From nine women, designated as “donors,” the team gathered samples of chemical compounds by placing pads under the armpits. The women bathed without perfumed products every day and wore the pads for at least eight hours.

Samples were obtained at distinct phases of the menstrual cycle. Each pad was cut into four sections, treated with alcohol to kill any bacteria that could contribute to body odors, and frozen in a glass vial.

The pad portions were then wiped under the noses of the 20 “recipient” women every day for four consecutive menstrual cycles. They women were asked not to wash their faces for the next six hours.

“Each recipient had a cycle where she was exposed to the placebo and two cycles in which she was exposed to the other chemicals,” McClintock explained. “Our control group never sniffed anything but alcohol pads.
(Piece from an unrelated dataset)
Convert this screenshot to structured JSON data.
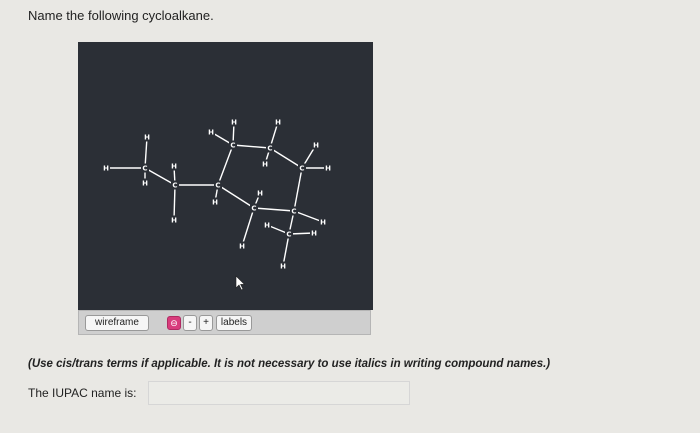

In fact, alcohol was the only thing actually smelled by any woman in the study.”

About 70 percent of the women responded: Their biological clocks were affected, changing the timing of their ovulation and menstruation.

The range of response was considerably greater than the normal variation in cycle length typical for this age group: cycles were shortened from 1 to 14 days and lengthened from 1 to 12 days, the researchers reported.

McClintock cautioned that humans probably are not as strongly affected by pheromones as other animals, particularly in mating behavior. Many other factors contribute to romance, she believes.

“It may be that this sense is merely a remnant of evolution that we don’t need anymore,” she said. “Perhaps it’s just vestigial. Or perhaps it’s really important.